Basically, what the bank regulators are suggesting that banks should do is to expand their creativity when trying to look for ways to help the businesses that still have a chance of surviving the crisis.  This is where the commercial loan review becomes important.  This is the procedure for assessing the capacity of the borrower to repay the loan if the terms were adjusted.  Some of the factors that the lenders have to consider include the payment history, the flow of cash into the business, the availability of guarantors that can take over if the borrower fails to pay, and the condition of the market.  Thus, the commercial loan review will have a vital role in the decision making of the bank for or against the loan workout.
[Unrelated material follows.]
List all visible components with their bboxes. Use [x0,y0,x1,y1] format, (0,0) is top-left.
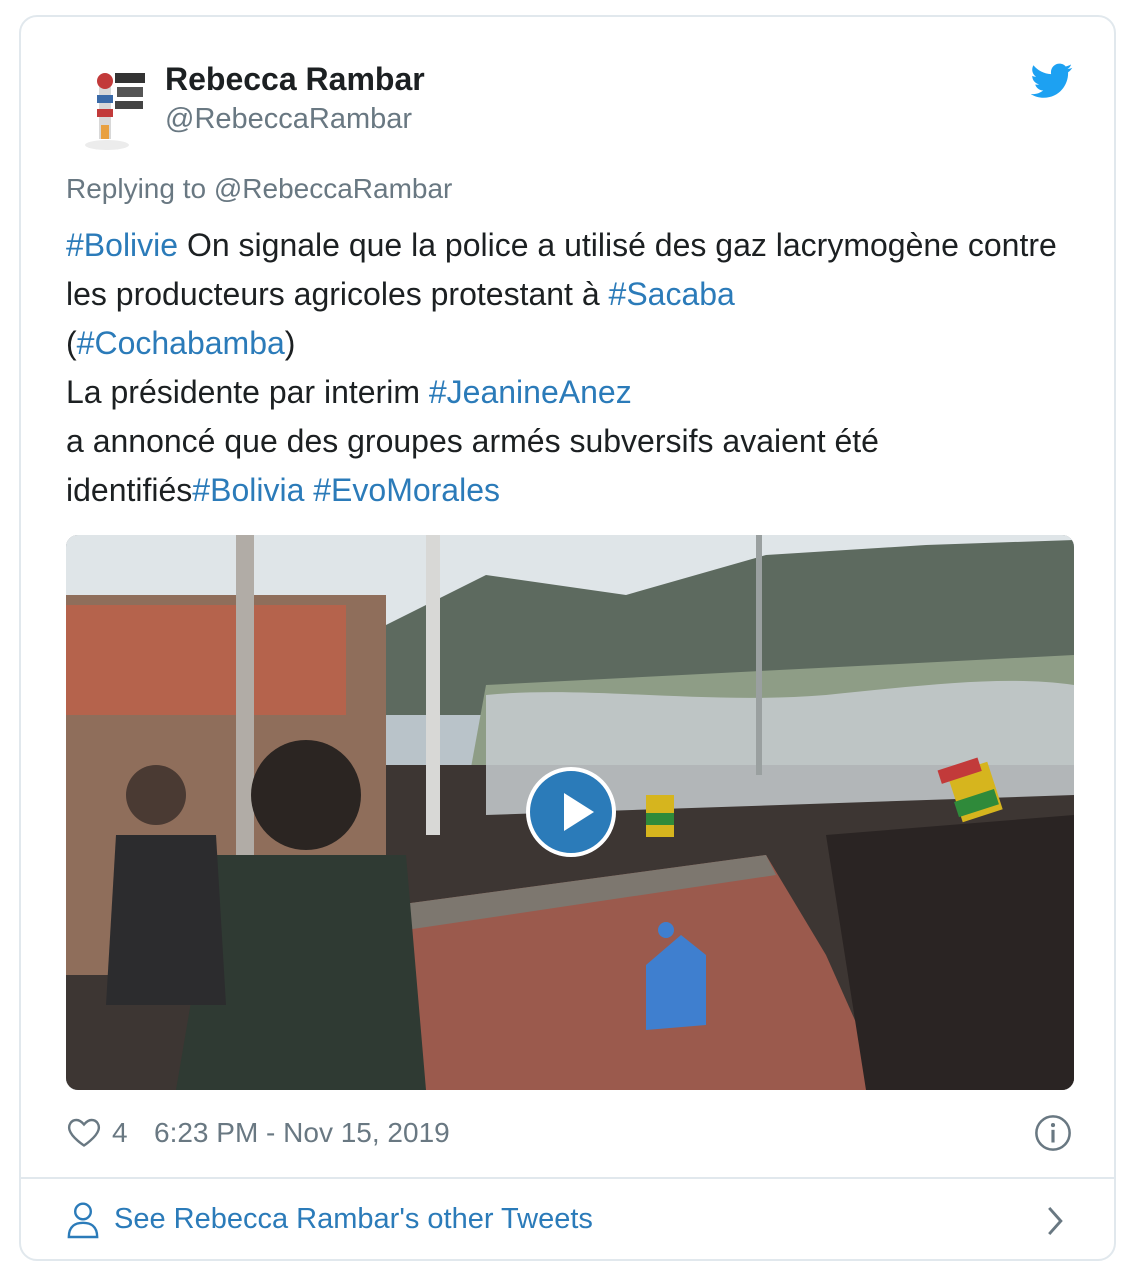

Meanwhile, a different kind of commercial loan review is conducted for the borrower by a loss mitigation professional or consultant.  This activity will focus on the original loan agreement because experts have discovered that 80 percent of the loans that were released for commercial properties during the prosperous years in real estate contained flaws.  These flaws are transgressions against the laws and regulations that have been put in place to protect the borrowers from the abusive practices of some lenders.  The point is that the corresponding penalties for these flaws are usually severe, such as requiring the lender to return to the property owner all interests that have been paid since the beginning of the mortgage.  Moreover, the bank would not be able to apply any of the provisions contained in the original agreement and this includes repossession or foreclosure of the property.  Thus, this could be a powerful tool for the borrower in the event that such violations are actually found in the documents.

If such violations are found, this will also assist the property owner even if the process of foreclosure has already been initiated.  The court will freeze the proceedings until such time that a decision has been made regarding these accusations.  The commercial loan review is therefore a very potent weapon for the property owner in convincing the lender to grant a loan workout.